Nog maar kort geleden hebben we
geschreven over het gebrek aan verzet in Nederland tegen de aanvallen van de
heersende klasse. We spraken toen over het land der blinden. Maar de vraag is
wel hoe zich dat vertaald naar het leven van alle dag. Is er nog
actiebereidheid in de Nederlandse steden of is het een hopeloze zaak? Om een
antwoord op die vraag te vinden kijken we naar een gemiddelde stad. In dit
geval Amersfoort, een stad in midden Nederland met ongeveer 150.000 inwoners.
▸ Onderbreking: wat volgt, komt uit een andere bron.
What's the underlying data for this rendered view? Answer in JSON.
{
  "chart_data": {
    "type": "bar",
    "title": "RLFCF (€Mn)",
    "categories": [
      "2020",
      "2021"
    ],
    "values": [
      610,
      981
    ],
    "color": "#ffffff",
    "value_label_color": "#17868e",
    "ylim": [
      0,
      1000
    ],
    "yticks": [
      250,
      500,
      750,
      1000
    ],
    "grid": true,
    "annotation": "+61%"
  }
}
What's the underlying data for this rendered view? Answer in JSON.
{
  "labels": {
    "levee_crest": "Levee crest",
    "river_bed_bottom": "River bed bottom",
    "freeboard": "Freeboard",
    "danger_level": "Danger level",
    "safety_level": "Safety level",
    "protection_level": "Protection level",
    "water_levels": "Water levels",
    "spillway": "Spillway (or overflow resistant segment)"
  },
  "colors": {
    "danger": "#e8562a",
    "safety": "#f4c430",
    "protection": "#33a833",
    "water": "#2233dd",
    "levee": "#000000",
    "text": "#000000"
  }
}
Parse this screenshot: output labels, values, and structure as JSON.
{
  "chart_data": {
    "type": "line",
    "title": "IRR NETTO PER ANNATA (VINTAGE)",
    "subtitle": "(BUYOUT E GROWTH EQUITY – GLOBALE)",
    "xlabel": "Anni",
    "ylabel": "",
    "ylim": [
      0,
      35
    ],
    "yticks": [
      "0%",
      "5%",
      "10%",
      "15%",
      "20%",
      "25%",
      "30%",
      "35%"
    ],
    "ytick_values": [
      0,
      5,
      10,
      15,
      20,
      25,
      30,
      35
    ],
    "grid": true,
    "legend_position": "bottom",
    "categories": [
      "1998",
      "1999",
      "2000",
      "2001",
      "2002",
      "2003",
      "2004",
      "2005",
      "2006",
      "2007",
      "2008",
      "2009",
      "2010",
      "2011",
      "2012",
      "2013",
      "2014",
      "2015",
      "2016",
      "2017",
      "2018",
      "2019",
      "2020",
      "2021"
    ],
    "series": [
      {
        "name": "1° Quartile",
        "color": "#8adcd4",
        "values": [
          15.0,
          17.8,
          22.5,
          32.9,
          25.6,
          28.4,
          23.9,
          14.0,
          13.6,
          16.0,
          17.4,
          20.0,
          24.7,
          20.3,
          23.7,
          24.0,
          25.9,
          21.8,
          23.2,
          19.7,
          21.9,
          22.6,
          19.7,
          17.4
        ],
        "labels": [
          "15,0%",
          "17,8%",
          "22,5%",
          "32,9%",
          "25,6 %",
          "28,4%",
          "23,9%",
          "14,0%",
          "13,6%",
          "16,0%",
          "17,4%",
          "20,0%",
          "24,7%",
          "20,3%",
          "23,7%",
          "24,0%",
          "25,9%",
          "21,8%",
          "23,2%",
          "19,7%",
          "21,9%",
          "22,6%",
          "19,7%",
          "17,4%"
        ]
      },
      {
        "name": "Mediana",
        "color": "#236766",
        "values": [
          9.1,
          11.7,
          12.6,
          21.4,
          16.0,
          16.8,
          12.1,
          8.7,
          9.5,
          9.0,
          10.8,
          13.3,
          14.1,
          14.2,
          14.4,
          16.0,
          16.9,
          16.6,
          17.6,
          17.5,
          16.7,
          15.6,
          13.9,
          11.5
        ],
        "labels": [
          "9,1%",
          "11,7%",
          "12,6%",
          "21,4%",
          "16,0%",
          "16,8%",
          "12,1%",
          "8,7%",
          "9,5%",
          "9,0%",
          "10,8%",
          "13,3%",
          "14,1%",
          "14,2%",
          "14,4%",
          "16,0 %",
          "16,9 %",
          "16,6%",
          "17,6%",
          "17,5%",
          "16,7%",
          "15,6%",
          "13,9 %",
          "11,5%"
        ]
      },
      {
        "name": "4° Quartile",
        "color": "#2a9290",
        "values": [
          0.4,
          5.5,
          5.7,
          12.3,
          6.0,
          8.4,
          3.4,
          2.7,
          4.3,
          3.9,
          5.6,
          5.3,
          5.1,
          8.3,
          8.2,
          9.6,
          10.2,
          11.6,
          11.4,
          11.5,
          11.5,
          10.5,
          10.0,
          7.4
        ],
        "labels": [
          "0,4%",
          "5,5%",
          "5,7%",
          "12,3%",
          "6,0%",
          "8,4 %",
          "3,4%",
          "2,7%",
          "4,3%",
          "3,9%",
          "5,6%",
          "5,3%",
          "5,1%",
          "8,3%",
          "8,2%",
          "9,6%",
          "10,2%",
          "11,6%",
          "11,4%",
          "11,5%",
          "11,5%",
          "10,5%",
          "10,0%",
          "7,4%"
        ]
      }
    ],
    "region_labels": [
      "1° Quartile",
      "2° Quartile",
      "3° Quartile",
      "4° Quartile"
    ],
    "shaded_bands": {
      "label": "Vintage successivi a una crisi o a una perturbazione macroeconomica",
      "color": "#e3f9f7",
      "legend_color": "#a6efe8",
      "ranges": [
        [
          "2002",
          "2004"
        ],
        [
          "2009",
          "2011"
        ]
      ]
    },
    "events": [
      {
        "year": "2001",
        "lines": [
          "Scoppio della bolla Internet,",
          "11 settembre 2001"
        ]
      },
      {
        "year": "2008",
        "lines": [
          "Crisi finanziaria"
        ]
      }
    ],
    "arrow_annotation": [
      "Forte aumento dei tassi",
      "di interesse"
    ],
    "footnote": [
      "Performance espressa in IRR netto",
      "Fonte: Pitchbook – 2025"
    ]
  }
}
Een meer gemiddelde stad kun je eigenlijk niet vinden. Amersfoort was al nooit
een actiestad. Er werd vroeger wel gezegd dat de stad aan de Eem te rood was
voor Koninginnedag, en te oranje voor 1 Mei. Maar hoe zat het met de
actiebereidheid in het recente verleden, en hoe staan de zaken op dit moment?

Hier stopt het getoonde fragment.